Cancer-risk meta-analysis
Wang et al. compared cancer incidence in 619,340 metformin-treated patients versus 64,230 GLP-1 RA users over five years. GLP-1 RA exposure was associated with lower risks of prostate, lung, and colon cancers but a higher risk of thyroid cancer. Longer exposure further reduced prostate, colon, and lung cancer risk [37]. Because most data are observational, randomised trials are needed to confirm causality.
Muscle-atrophy studies
Using C2C12 myoblasts in vitro and rat models of freeze injury or denervation in vivo, liraglutide significantly protected against muscle atrophy, improving myogenic capacity and overall muscle function [39].
Osteoarthritis model
Meurot et al. found that intra-articular liraglutide (5–20 µg) reduced cartilage catabolism and pain in a mouse model of osteoarthritis. At 20 µg, its effects matched those of 20 µg dexamethasone and surpassed saline controls, also improving synovitis scores [40].
Age-related macular degeneration (AMD)
In preclinical AMD models, GLP-1 RAs reduce inflammation, provide neuroprotection, and enhance retinal blood flow.

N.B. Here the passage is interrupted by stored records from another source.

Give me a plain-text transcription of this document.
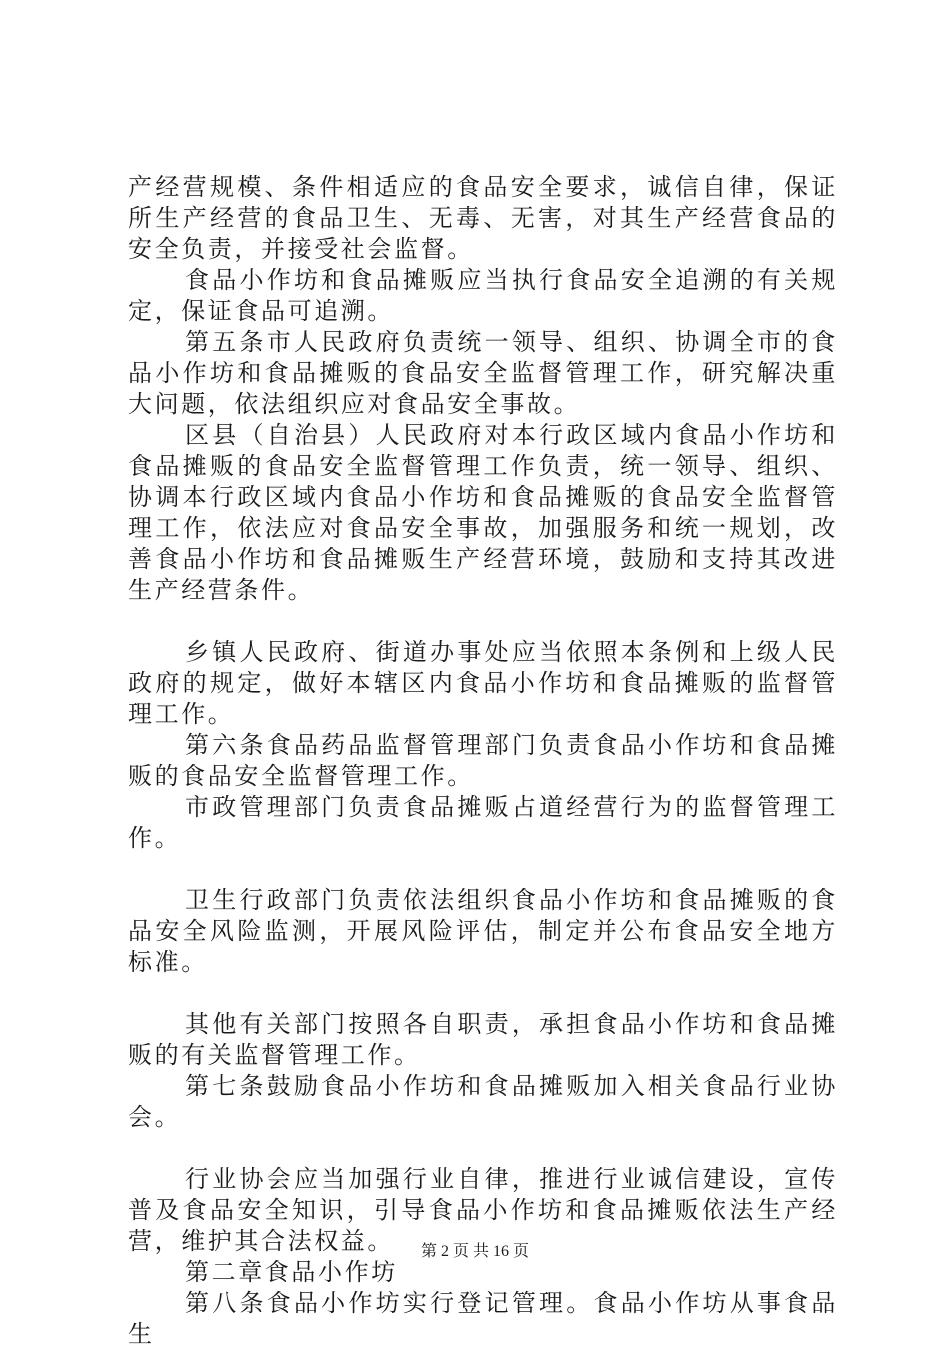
产经营规模、条件相适应的食品安全要求，诚信自律，保证所生产经营的食品卫生、无毒、无害，对其生产经营食品的安全负责，并接受社会监督。

食品小作坊和食品摊贩应当执行食品安全追溯的有关规定，保证食品可追溯。

第五条市人民政府负责统一领导、组织、协调全市的食品小作坊和食品摊贩的食品安全监督管理工作，研究解决重大问题，依法组织应对食品安全事故。

区县（自治县）人民政府对本行政区域内食品小作坊和食品摊贩的食品安全监督管理工作负责，统一领导、组织、协调本行政区域内食品小作坊和食品摊贩的食品安全监督管理工作，依法应对食品安全事故，加强服务和统一规划，改善食品小作坊和食品摊贩生产经营环境，鼓励和支持其改进生产经营条件。

乡镇人民政府、街道办事处应当依照本条例和上级人民政府的规定，做好本辖区内食品小作坊和食品摊贩的监督管理工作。

第六条食品药品监督管理部门负责食品小作坊和食品摊贩的食品安全监督管理工作。

市政管理部门负责食品摊贩占道经营行为的监督管理工作。

卫生行政部门负责依法组织食品小作坊和食品摊贩的食品安全风险监测，开展风险评估，制定并公布食品安全地方标准。

其他有关部门按照各自职责，承担食品小作坊和食品摊贩的有关监督管理工作。

第七条鼓励食品小作坊和食品摊贩加入相关食品行业协会。

行业协会应当加强行业自律，推进行业诚信建设，宣传普及食品安全知识，引导食品小作坊和食品摊贩依法生产经营，维护其合法权益。

第二章食品小作坊

第八条食品小作坊实行登记管理。食品小作坊从事食品生

第 2 页 共 16 页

Seppa et al. reported that six months of liraglutide treatment lowered neuroinflammation, alleviated AMD-like symptoms, and protected retinal ganglion cells in aged rats [41].
CNS distribution and cognition
GLP-1 receptors are widely expressed in the brain and their agonists cross the blood-brain barrier [57, 58]. In a 12-week trial of 50 type 2-diabetes patients (NCT03707171), liraglutide improved scores across all cognitive domains—especially memory and attention—and increased activation of the dorsolateral prefrontal and orbitofrontal cortices, independently of changes in BMI, blood pressure, or glycaemic control [59].
Synaptic plasticity and signalling
Liraglutide prevented high-fat-diet-induced deficits in hippocampal synaptic plasticity in an Alzheimer’s mouse model [75]. GLP-1 receptor deletion reduced long-term potentiation (LTP) in CA1 neurons [76]. GLP-1 RAs up-regulated mTOR and Ntrk2 expression in the hippocampus, crucial for LTP and synaptic function.
DNA repair and senescence
GLP-1 R signalling stimulates apurinic/apyrimidinic endonuclease-1 (APE1) to enhance DNA repair [79], reduces oxidative-stress-driven DNA damage, and counters H₂O₂-induced senescence while boosting antioxidant defences [80].
Cardiomyocyte and mitochondrial protection
Liraglutide shields cardiomyocytes from IL-1β-induced mitochondrial dysfunction, and GLP-1 R activation suppresses methylglyoxal-driven mitochondrial injury in H9c2 cardiomyoblasts [84].
Key survival pathways
GLP-1 acts through the PI3K/Akt/mTOR pathway to prevent cell death [86]; liraglutide protects β-cells from apoptosis via AMPK/mTOR [87]; and the DPP4–GLP-1 axis modulates cellular senescence through AMPK/SIRT1/FOXO3a [90].